Deep Genomics launches, uniting deep learning and genome biology

University of Toronto spinoff aims to transform genetic testing, pharmaceutical development, and personalized medicine
July 22, 2015

“Deep learning” reveals the genetic origins of disease. A computational system mimics the biology of RNA splicing by correlating DNA elements with splicing levels in healthy human tissues. The system can scan DNA and identify damaging genetic variants, including those deep within introns.This procedure has led to insights into the genetics of autism, cancers, and spinal muscular atrophy. (credit: Hui Y. Xiong et al./Science)

Deep Genomics, a University of Toronto spinoff, launched today (July 22), combining deep learning and artificial intelligence with the study of the human genome. The company is building on more than a decade of research and expertise in both fields.

Using deep learning allows Deep Genomics to predict the consequences of genomic alteration on various cell mechanisms to make life-changing decisions, potentially via personalized medicine treatment, the researchers say.

“Our vision is to change the course of genomic medicine and help save lives by determining smarter treatment options,” says Brendan Frey, the company’s president and CEO, a Fellow of the Canadian Institute for Advanced Research, and a Professor at the University of Toronto.

SPIDEX, a Google for DNA mutation effects

Professor Brendan Frey (center-right) and colleagues at the University of Toronto Faculty of Applied Science & Engineering (credit: Roberta Baker/ U of T Engineering)

The scientific community has spent decades searching for mutations within specific genes that can be connected to disease, such as the BRCA-1 and BRCA-2 genes for breast cancer. But there is a vast amount of mutations and combinations of mutations that have neither been observed nor studied, posing a challenge for diagnostics and therapeutics today.

“We envision a future where computers are trusted to predict the outcome of laboratory experiments and treatments, long before anyone picks up a test tube.

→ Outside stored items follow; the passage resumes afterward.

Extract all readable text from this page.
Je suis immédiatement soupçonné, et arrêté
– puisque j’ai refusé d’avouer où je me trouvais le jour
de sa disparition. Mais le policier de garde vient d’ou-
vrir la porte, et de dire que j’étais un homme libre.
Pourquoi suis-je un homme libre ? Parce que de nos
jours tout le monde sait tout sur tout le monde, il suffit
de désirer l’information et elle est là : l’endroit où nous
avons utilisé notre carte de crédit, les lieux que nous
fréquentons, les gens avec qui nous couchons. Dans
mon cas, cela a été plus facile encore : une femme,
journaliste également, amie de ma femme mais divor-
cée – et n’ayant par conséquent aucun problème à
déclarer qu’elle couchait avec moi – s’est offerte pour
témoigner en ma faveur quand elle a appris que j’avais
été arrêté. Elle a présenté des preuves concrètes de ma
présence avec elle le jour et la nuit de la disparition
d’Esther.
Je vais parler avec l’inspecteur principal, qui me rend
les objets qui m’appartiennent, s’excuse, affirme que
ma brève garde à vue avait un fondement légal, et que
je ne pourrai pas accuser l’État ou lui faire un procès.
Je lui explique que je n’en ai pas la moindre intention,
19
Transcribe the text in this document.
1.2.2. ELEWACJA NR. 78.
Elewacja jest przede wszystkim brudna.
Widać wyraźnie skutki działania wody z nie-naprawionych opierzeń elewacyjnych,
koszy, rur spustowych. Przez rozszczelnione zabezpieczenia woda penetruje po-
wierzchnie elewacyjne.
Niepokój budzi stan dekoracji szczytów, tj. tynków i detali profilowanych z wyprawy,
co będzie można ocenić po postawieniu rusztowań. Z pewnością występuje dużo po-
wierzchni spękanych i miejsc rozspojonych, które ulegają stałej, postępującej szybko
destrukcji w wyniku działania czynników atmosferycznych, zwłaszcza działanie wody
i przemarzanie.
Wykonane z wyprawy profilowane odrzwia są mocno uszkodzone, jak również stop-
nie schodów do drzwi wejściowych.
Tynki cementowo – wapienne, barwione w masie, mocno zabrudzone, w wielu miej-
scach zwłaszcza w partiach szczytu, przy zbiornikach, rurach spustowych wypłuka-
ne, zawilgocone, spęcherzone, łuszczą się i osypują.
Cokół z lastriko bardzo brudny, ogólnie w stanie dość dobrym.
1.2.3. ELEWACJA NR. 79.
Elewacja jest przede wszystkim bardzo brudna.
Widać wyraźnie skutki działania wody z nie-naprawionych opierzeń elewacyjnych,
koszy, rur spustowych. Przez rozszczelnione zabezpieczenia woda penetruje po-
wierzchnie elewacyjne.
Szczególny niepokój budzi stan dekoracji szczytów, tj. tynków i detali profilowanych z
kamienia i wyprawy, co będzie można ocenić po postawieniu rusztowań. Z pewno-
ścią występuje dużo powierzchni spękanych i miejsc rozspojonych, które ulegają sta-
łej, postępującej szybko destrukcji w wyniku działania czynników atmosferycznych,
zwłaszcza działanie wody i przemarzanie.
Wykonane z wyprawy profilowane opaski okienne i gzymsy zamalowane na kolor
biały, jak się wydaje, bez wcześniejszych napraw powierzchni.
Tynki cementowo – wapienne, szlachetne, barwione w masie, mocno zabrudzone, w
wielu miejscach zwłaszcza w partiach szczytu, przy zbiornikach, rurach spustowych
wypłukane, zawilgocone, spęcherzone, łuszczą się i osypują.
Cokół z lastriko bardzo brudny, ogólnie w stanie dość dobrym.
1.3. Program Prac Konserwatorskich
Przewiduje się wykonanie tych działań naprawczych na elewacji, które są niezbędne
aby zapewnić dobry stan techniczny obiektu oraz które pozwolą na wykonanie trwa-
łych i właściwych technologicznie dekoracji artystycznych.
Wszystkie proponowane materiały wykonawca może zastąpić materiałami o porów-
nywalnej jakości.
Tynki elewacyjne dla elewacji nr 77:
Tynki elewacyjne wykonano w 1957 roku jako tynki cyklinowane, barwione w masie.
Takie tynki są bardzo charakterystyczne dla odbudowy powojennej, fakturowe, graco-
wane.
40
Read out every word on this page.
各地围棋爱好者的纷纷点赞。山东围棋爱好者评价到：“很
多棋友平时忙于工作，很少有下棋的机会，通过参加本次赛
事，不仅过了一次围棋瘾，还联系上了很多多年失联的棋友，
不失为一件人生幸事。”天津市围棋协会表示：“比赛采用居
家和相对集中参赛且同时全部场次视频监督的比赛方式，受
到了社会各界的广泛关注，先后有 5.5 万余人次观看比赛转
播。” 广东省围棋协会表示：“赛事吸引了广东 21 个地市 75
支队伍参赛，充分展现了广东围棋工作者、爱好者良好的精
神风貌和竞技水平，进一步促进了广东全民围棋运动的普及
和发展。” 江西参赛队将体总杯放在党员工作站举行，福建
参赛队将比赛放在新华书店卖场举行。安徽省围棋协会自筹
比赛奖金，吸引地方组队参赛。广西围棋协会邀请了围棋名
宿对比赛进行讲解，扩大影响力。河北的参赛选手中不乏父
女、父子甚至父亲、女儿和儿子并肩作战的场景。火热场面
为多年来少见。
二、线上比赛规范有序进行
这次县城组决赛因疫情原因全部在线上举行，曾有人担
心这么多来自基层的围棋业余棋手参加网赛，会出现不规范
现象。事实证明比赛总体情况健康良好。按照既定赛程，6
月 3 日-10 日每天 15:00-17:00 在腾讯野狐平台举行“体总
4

Our first step will be to open up a genome-wide database of over 300 million potentially disease-causing variants, most of which are in regions of the genome that can’t be examined using other methods.”

Deep Genomics’ first product, called SPIDEX, provides information about how these DNA mutations may alter splicing in the cell, a process that is crucial for normal development. It also connects the dots between a variant or mutation of unknown significance and a variant that has been linked to a disease to determine its level of danger.

Because errant splicing is behind many diseases and disorders, including cancers and autism spectrum disorder, SPIDEX has immediate and practical importance for genetic testing and pharmaceutical development. The science validating the SPIDEX tool was described in the January 9, 2015 issue of the journal Science.

Labs will send the mutations they’ve collected to Deep Genomics, and the company will use their proprietary deep learning system, which includes SPIDEX, to “read” the genome and assess how likely the mutation is to cause a problem. SPIDEX can also connect the dots between a variant of unknown significance and a variant that has been linked to disease.

The company plans to further grow its team of machine learning, genome biology, and computational biology experts, and continue to invent new deep learning technologies and work with diagnosticians and biologists to understand the many complex ways that cells interpret DNA.

The company’s scientific advisory board includes Yann LeCun, Director, Facebook AI Research; Stephen Scherer, Director, The Center for Applied Genomics; and Jordan Lerner-Ellis, Director, Molecular Diagnostics at Mount Sinai Hospital.

More information:

Abstract of The human splicing code reveals new insights into the genetic determinants of disease

To facilitate precision medicine and whole-genome annotation, we developed a machine-learning technique that scores how strongly genetic variants affect RNA splicing, whose alteration contributes to many diseases. Analysis of more than 650,000 intronic and exonic variants revealed widespread patterns of mutation-driven aberrant splicing. Intronic disease mutations that are more than 30 nucleotides from any splice site alter splicing nine times as often as common variants, and missense exonic disease mutations that have the least impact on protein function are five times as likely as others to alter splicing. We detected tens of thousands of disease-causing mutations, including those involved in cancers and spinal muscular atrophy. Examination of intronic and exonic variants found using whole-genome sequencing of individuals with autism revealed misspliced genes with neurodevelopmental phenotypes. Our approach provides evidence for causal variants and should enable new discoveries in precision medicine.